Of course there are those occasions when people really did seem to be suffering from terminal idiocy.

'But won't the Soviet Union notice that there's a massive military build-up by Germany and so react accordingly'

'No, because Stalin's convinced it's not going to happen.'
 
I'm having horrible flashbacks to that bloody timeline on the other site where Hjalmar Schacht magically fixes the German economy, they build up the navy without cutting anything else, carry out anschluss and the annexation of Czechslovakia five years early, turn Italy into a devoted ally (and have enough resources to modernise its military at the same time) and... what was the other thing, oh yes, they turn Spain fascist almost bloodlessly.

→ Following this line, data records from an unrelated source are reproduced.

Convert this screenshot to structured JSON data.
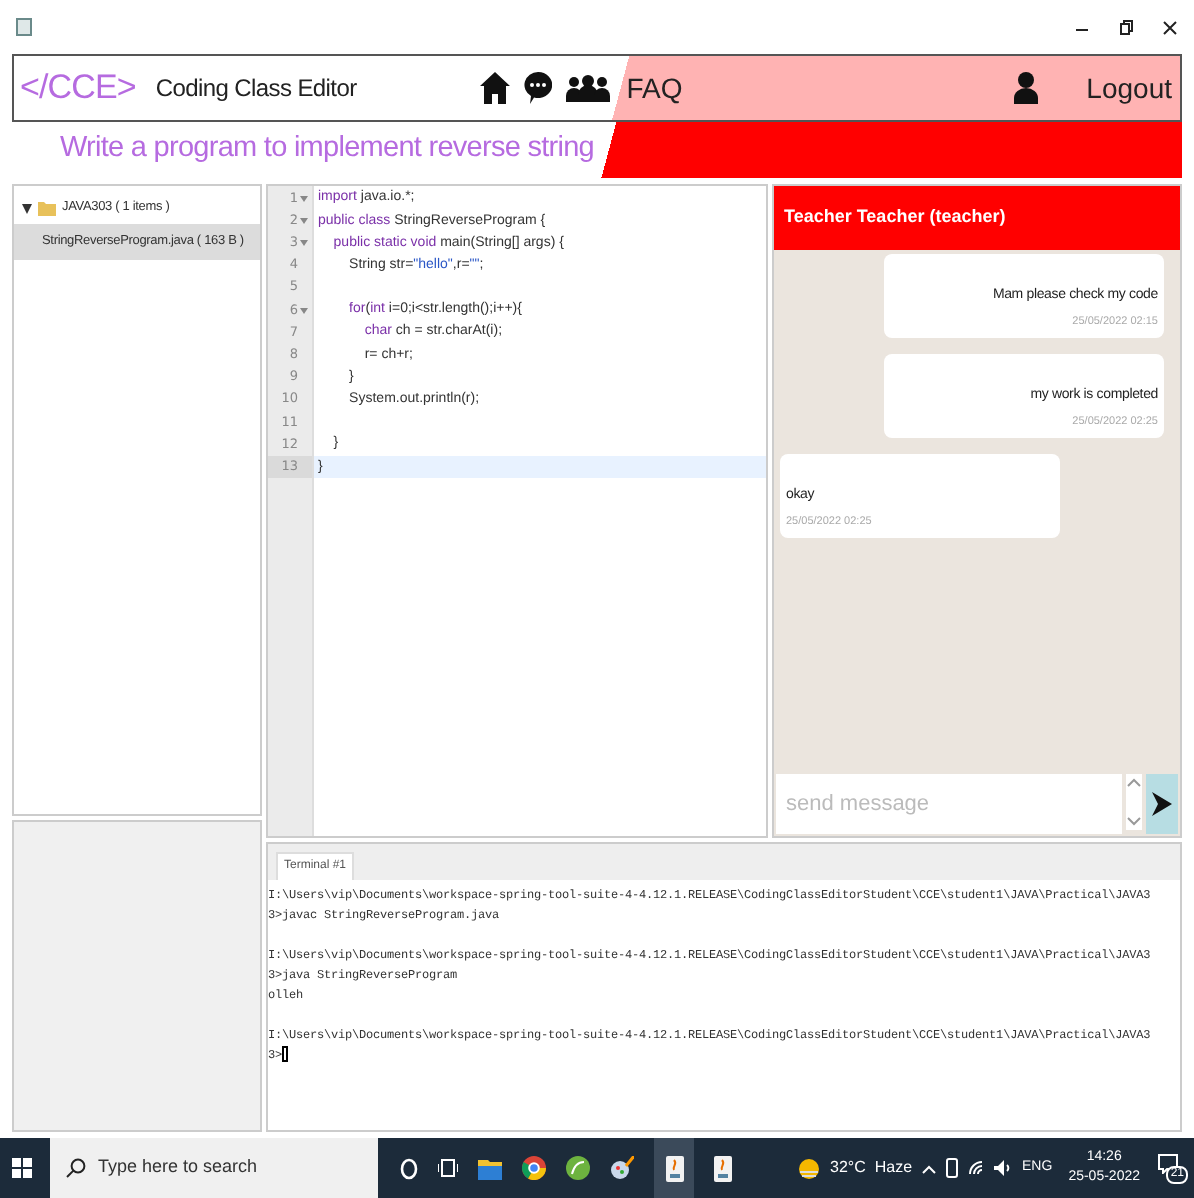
{
  "header": {
    "logo": "</CCE>",
    "app_name": "Coding Class Editor",
    "faq": "FAQ",
    "logout": "Logout"
  },
  "task_title": "Write a program to implement reverse string",
  "tree": {
    "folder": {
      "label": "JAVA303 ( 1 items )",
      "expanded": true,
      "children": [
        {
          "label": "StringReverseProgram.java ( 163 B )",
          "selected": true
        }
      ]
    }
  },
  "editor": {
    "lines": [
      {
        "number": "1",
        "fold": true,
        "selected": false,
        "segments": [
          {
            "kind": "keyword",
            "text": "import"
          },
          {
            "kind": "plain",
            "text": " java.io.*;"
          }
        ]
      },
      {
        "number": "2",
        "fold": true,
        "selected": false,
        "segments": [
          {
            "kind": "keyword",
            "text": "public class"
          },
          {
            "kind": "plain",
            "text": " StringReverseProgram {"
          }
        ]
      },
      {
        "number": "3",
        "fold": true,
        "selected": false,
        "segments": [
          {
            "kind": "keyword",
            "text": "    public static void"
          },
          {
            "kind": "plain",
            "text": " main(String[] args) {"
          }
        ]
      },
      {
        "number": "4",
        "fold": false,
        "selected": false,
        "segments": [
          {
            "kind": "plain",
            "text": "        String str="
          },
          {
            "kind": "string",
            "text": "\"hello\""
          },
          {
            "kind": "plain",
            "text": ",r="
          },
          {
            "kind": "string",
            "text": "\"\""
          },
          {
            "kind": "plain",
            "text": ";"
          }
        ]
      },
      {
        "number": "5",
        "fold": false,
        "selected": false
      },
      {
        "number": "6",
        "fold": true,
        "selected": false,
        "segments": [
          {
            "kind": "keyword",
            "text": "        for"
          },
          {
            "kind": "plain",
            "text": "("
          },
          {
            "kind": "keyword",
            "text": "int"
          },
          {
            "kind": "plain",
            "text": " i=0;i<str.length();i++){"
          }
        ]
      },
      {
        "number": "7",
        "fold": false,
        "selected": false,
        "segments": [
          {
            "kind": "keyword",
            "text": "            char"
          },
          {
            "kind": "plain",
            "text": " ch = str.charAt(i);"
          }
        ]
      },
      {
        "number": "8",
        "fold": false,
        "selected": false,
        "segments": [
          {
            "kind": "plain",
            "text": "            r= ch+r;"
          }
        ]
      },
      {
        "number": "9",
        "fold": false,
        "selected": false,
        "segments": [
          {
            "kind": "plain",
            "text": "        }"
          }
        ]
      },
      {
        "number": "10",
        "fold": false,
        "selected": false,
        "segments": [
          {
            "kind": "plain",
            "text": "        System.out.println(r);"
          }
        ]
      },
      {
        "number": "11",
        "fold": false,
        "selected": false
      },
      {
        "number": "12",
        "fold": false,
        "selected": false,
        "segments": [
          {
            "kind": "plain",
            "text": "    }"
          }
        ]
      },
      {
        "number": "13",
        "fold": false,
        "selected": true,
        "segments": [
          {
            "kind": "plain",
            "text": "}"
          }
        ]
      }
    ]
  },
  "chat": {
    "title": "Teacher Teacher (teacher)",
    "messages": [
      {
        "kind": "outgoing",
        "text": "Mam please check my code",
        "time": "25/05/2022 02:15"
      },
      {
        "kind": "outgoing",
        "text": "my work is completed",
        "time": "25/05/2022 02:25"
      },
      {
        "kind": "incoming",
        "text": "okay",
        "time": "25/05/2022 02:25"
      }
    ],
    "input": {
      "placeholder": "send message"
    }
  },
  "terminal": {
    "tab": "Terminal #1",
    "blocks": [
      [
        "I:\\Users\\vip\\Documents\\workspace-spring-tool-suite-4-4.12.1.RELEASE\\CodingClassEditorStudent\\CCE\\student1\\JAVA\\Practical\\JAVA3",
        "3>javac StringReverseProgram.java"
      ],
      [
        "I:\\Users\\vip\\Documents\\workspace-spring-tool-suite-4-4.12.1.RELEASE\\CodingClassEditorStudent\\CCE\\student1\\JAVA\\Practical\\JAVA3",
        "3>java StringReverseProgram",
        "olleh"
      ],
      [
        "I:\\Users\\vip\\Documents\\workspace-spring-tool-suite-4-4.12.1.RELEASE\\CodingClassEditorStudent\\CCE\\student1\\JAVA\\Practical\\JAVA3",
        "3>"
      ]
    ]
  },
  "taskbar": {
    "search_placeholder": "Type here to search",
    "weather": "32°C  Haze",
    "language": "ENG",
    "time": "14:26",
    "date": "25-05-2022",
    "notifications": "21"
  }
}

When anyone suggests that perhaps all this happening between 1932 and 1936 might change French, British and Soviet policy just a little, Gudestein got rather shirty.
 
Plan Z would definitely get a reaction.

But the British were willing to overlook a lot OTL so more modest changes on the German side may well change almost nothing in the opposition's reaction.

On land or in the air I think the Allies were reacting more to their own conception of how the next war would play out than to anything the Germans did so you could probably do quite a bit with the Luftwaffe or the Heer without changing anything on the allied side because they already ignored most developments that didn't suit them OTL.
 
In WIAF, Chinese intelligence did notice Japan's mid-1930s military buildup, but it was riven by factional infighting between the prime minister's cronies and the old hands, which led to sensitive information being deliberately withheld--those who have worked in large administrations know how vicious bureaucratic grudge matches can get. The PM being too full of himself to give what was forwarded to him due importance did the rest, stop me if you've heard that one before.
 
Of course there are those occasions when people really did seem to be suffering from terminal idiocy.

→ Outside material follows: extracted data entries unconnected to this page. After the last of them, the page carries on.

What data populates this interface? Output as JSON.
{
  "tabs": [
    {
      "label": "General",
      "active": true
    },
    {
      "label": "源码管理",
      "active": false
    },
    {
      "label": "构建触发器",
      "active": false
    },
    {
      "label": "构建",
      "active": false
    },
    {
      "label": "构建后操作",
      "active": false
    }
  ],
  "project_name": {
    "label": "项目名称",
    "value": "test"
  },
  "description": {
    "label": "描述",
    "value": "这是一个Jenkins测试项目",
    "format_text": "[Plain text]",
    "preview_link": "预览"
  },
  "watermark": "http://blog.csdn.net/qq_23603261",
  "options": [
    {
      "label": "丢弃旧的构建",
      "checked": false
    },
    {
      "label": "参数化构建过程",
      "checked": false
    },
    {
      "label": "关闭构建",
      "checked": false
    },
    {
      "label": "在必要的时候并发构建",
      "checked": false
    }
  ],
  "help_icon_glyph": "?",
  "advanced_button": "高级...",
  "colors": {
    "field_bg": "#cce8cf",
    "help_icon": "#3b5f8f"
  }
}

'But won't the Soviet Union notice that there's a massive military build-up by Germany and so react accordingly'

'No, because Stalin's convinced it's not going to happen.'

Real history's got the advantage here - nobody can say "nobody would be THAT DUMB" about a character if it's a real dumb person! Meanwhile, everyone knows how they'd totally keep a level head at age 18 if Jason Voorhees was chasing them through the scary dark words.
 
Of course there are those occasions when people really did seem to be suffering from terminal idiocy.

'But won't the Soviet Union notice that there's a massive military build-up by Germany and so react accordingly'

'No, because Stalin's convinced it's not going to happen.'

Whilst this is one of the great examples of OTL being implausible there were at least still reasons for it being the case that the writer of the OTL could produce if challenged, or hopefully provide initially.
 
Whilst this is one of the great examples of OTL being implausible there were at least still reasons for it being the case that the writer of the OTL could produce if challenged, or hopefully provide initially.

Oh yes, if you can justify it, it changes things a lot.